Stepping back, it was the critical moment of a critical match. Hakuho drove both wrestlers out of the ring and at full speed it was too close for a definitive victor. After a conference, the judges decided on torinaoshi – a rematch – despite video evidence that Kisenosato touched the ground first.
Hakuho is a wee bit sensitive about the fact that he is not Japanese. And among Japanese fans there is a lot of anticipation for there to be a Japanese yokozuna and also quite a bit of cheering for a Japanese man to win an Emperor’s cup. The last active Japanese yokozuna was Takanohana, who retired in 2003. There has not been a Japanese cup winner since Tochiazuma won 9 years ago.
This seems to imbue Hakuho with a bit of resentment towards some of his competitors. You can see the extra intensity, determination, and aggression in Hakuho’s bouts against crowd favorites like Endo or if Kisenosato is still in the running when they meet. Dude, Hakuho, just because they’re rooting for Endo…it doesn’t mean they’re rooting against you.
I love Hakuho. He is the best sumo wrestler I’ve had the fortune to see. Sumo benefits, and the fans benefit, from the added intensity and emotion in the sport. In the case of this particular controversy, it’s a bit of a tempest in a teapot. Then again, I’m an American and our Superbowl Champion New England Patriots won their title while a former star is on trial for capital murder. So maybe my bar for sensationalism in sports is a bit too high?
Anyway, I’m not going to think any less of Hakuho for these comments. He was very close to the late Taiho and he always seems to carry himself with dignity and he does take sumo very seriously. I just think he’s got a bit of a chip on his shoulder since he will not be fully embraced by Japanese as much as he feels he deserves. And he’s probably right. But, at the same time, I know there was blowback and resentment when Tiger Woods dominated golf…but that game was never more popular.

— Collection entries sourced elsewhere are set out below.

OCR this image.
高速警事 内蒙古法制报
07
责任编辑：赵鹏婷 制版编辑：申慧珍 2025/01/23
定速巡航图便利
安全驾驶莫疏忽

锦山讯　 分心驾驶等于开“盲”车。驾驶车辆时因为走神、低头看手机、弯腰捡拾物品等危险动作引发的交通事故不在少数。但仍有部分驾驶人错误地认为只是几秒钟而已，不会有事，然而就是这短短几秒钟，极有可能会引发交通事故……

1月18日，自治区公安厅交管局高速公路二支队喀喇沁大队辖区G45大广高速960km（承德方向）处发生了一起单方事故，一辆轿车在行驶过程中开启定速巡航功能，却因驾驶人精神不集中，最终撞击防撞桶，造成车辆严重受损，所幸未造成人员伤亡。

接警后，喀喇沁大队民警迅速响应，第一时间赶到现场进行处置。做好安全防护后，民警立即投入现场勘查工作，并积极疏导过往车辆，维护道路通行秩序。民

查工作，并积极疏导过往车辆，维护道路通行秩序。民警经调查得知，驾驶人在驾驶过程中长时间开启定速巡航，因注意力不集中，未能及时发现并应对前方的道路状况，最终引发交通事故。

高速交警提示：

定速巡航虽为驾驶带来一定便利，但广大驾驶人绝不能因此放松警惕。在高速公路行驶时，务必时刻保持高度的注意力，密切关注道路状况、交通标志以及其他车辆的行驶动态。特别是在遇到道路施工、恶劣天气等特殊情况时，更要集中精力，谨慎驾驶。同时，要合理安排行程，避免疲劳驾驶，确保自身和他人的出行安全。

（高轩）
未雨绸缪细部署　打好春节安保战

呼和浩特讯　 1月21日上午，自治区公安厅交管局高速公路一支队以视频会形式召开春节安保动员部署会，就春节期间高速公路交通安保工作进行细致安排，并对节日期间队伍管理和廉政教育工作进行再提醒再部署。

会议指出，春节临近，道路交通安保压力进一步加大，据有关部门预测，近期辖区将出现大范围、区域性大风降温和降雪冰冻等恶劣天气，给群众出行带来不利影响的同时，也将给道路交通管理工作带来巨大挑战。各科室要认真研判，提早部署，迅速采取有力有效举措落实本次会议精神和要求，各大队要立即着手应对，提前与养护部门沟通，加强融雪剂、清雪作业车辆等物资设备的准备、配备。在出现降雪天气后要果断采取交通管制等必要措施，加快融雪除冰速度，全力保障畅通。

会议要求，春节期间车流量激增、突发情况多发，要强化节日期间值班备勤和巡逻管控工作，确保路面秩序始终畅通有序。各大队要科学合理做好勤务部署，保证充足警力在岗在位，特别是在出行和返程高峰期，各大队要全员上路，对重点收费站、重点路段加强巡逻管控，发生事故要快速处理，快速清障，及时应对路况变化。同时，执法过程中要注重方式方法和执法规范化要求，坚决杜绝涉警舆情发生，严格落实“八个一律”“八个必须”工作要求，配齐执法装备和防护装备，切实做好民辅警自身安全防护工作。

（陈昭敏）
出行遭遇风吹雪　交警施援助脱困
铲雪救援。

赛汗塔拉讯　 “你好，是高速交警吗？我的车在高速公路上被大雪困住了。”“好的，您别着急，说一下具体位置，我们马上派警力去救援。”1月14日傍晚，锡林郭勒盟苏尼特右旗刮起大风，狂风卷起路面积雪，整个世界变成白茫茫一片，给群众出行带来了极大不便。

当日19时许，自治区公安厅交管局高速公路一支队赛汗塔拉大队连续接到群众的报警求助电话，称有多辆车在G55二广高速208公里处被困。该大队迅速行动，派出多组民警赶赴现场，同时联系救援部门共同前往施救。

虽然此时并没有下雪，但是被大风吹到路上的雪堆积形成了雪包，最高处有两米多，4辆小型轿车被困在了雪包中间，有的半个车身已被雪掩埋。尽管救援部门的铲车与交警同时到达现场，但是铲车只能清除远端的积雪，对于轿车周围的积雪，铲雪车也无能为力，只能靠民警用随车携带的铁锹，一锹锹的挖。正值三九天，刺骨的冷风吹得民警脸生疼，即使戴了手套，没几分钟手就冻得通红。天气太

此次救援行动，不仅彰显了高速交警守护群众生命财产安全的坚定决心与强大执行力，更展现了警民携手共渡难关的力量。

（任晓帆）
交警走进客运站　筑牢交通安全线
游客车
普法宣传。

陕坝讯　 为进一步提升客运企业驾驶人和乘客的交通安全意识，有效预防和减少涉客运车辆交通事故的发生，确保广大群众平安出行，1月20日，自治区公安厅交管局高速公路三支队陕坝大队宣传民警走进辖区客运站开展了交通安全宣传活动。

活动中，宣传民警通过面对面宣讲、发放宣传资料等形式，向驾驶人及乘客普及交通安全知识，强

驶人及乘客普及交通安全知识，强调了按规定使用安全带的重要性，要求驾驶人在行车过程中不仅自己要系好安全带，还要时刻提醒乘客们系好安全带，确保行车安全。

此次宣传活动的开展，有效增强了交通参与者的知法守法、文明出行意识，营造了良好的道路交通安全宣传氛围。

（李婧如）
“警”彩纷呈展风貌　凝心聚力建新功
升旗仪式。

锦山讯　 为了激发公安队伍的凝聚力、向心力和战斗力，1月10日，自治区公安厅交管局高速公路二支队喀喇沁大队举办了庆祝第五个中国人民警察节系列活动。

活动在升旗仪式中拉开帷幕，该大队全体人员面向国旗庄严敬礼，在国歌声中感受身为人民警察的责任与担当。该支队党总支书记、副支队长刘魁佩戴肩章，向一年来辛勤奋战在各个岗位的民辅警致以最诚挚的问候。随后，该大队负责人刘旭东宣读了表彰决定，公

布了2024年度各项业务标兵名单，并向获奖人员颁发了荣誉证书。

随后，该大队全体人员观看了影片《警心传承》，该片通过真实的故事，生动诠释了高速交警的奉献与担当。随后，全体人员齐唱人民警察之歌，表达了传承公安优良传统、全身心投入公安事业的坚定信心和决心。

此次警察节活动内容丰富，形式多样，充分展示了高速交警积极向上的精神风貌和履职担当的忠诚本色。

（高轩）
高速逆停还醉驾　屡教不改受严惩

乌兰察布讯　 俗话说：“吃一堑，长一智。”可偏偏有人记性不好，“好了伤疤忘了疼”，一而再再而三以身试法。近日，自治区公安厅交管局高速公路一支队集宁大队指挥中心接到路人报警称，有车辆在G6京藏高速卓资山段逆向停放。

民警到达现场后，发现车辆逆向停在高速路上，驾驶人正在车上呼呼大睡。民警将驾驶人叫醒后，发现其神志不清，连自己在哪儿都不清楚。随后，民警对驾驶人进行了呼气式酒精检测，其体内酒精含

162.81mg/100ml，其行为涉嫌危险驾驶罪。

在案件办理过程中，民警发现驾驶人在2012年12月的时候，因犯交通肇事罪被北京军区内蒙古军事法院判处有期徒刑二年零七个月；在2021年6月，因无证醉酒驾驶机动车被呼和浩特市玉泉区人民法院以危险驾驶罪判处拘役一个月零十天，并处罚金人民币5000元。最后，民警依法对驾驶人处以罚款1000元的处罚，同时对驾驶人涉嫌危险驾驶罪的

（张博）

Bottom line, I wouldn’t a expect Japanese or Kenyan or American wrestler to be embraced by Mongolians if a star suddenly came over and started dominating Mongolian wrestling or archery or horseback riding…and even less so if there seemed to be a wave of them utterly dominating every tournament for a decade. Face it, we love COMPETITION. When someone (or a group of people) dominate a supposedly competitive sport, it takes the fun out of it. We cheer the underdogs, the upstarts, the Jeremy Lins. We get pleasure out of seeing trouble brewing at McDonald’s, Starbucks, WalMart, or even with Kim Kardashian. We often want to see our leaders knocked down a peg.
In the case of Hakuho, though, it’s weird. I would like to see him challenged a bit more and I would like to see more wrestlers winning but I’m happy he’s doing so well. Also, I’d never want to see him stop performing at this peak level. I know that if he were to become injured or to start to lose, I’d feel I’d lost something — like I do when watching Tiger miss another cut. That man lost his family, a billion dollars, the player life, lost his game, and now he lost a tooth. Yes, I enjoyed seeing him lose a tournament or two when he was dominating…but I want to see him win again. I would never hope anyone would go through what he’s gone through. I give him props that in spite of all that he’s gone through, he hasn’t spiraled out of control like John Daly or Johnny Manziel.
Hakuho is utterly dominant and we are witnessing true greatness and I hope he performs at this level for another 10 years. But he needs a worthy rival. Beyond the skill and power, I think it’s that intensity that I really enjoy…even as I root for Harumafuji.